FinCEN and OFAC issued a joint proposed rule on April 8 that would classify stablecoin issuers as financial institutions under the Bank Secrecy Act. The rule targets permitted payment stablecoin issuers, or PPSIs, and subjects them to the same AML reporting and compliance obligations that apply to traditional banks.
The rule implements provisions of the GENIUS Act, which President Trump signed in July 2025 as the country’s first federal crypto legislation. PPSIs would need to establish AML and countering the financing of terrorism programs, report suspicious activity, build technical capability to block transactions that violate law, and maintain active sanctions compliance regimes under OFAC oversight. Treasury Secretary Scott Bessent called it national security protection that won’t slow American companies.

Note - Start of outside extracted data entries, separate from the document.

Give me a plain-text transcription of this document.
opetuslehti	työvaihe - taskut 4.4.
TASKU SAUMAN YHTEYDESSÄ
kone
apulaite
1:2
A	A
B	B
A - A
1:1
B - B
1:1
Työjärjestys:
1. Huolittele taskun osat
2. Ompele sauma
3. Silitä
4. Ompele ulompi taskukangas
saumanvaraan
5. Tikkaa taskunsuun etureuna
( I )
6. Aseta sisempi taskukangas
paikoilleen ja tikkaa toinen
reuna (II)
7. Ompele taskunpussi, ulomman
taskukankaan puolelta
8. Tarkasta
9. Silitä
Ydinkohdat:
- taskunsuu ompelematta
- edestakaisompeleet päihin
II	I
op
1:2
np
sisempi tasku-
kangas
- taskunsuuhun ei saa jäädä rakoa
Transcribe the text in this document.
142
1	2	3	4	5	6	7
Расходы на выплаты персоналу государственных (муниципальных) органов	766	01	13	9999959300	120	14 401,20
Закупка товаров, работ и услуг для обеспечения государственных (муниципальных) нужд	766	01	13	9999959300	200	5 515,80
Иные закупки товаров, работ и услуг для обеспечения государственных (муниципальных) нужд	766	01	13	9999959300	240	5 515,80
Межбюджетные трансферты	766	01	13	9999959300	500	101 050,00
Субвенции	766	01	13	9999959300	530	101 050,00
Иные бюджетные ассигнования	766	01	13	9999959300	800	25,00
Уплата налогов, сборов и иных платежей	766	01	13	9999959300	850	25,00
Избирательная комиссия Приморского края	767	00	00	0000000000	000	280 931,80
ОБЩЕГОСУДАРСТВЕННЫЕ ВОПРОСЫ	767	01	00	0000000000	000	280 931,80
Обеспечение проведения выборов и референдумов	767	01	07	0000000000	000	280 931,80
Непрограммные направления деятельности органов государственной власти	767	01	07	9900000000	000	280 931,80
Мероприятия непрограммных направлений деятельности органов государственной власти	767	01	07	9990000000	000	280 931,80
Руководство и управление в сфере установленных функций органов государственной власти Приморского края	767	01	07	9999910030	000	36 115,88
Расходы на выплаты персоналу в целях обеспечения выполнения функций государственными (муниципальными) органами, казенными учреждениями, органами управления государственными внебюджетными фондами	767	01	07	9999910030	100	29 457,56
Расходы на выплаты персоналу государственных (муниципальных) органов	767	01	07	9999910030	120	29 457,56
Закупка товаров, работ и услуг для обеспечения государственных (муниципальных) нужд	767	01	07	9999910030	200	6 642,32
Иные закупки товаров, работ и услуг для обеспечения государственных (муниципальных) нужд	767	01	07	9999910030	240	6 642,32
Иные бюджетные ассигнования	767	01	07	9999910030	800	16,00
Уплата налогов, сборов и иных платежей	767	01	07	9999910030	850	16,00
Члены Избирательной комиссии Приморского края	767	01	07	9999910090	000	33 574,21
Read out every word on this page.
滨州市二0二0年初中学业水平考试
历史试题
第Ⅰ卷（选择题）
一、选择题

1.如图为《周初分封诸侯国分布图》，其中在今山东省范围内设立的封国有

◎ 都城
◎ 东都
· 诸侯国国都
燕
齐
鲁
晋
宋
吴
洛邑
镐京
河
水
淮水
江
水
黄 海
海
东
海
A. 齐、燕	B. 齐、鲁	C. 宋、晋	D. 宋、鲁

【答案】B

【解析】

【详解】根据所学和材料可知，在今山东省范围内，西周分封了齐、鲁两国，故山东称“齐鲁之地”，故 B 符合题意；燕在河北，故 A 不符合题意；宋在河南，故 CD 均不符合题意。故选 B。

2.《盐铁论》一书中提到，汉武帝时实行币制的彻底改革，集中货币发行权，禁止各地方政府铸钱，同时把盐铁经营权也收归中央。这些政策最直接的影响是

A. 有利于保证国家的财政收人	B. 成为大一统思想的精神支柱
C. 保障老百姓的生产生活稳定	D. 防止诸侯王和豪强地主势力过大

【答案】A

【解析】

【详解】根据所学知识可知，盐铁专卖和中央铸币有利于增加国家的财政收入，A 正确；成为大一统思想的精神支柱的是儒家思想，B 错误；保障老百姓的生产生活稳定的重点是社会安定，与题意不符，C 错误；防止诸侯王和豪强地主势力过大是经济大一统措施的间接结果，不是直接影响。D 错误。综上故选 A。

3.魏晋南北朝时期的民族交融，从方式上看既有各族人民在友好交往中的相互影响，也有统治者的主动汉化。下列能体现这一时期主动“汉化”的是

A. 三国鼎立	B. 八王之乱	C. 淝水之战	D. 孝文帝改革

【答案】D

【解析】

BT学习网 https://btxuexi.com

What changes for the industry: any issuer seeking a federal permit now faces bank-grade compliance infrastructure. The rule also draws a line on who can sidestep the federal framework. Issuers with $10 billion or less in outstanding issuance can opt into state-level oversight, but only if that state regime is substantially similar to the federal one. It’s a threshold Treasury defined in a separate proposed rulemaking on April 1.
The 60-day public comment window opens once the joint rule is published in the Federal Register. That’s two FinCEN/OFAC rulemakings in eight days.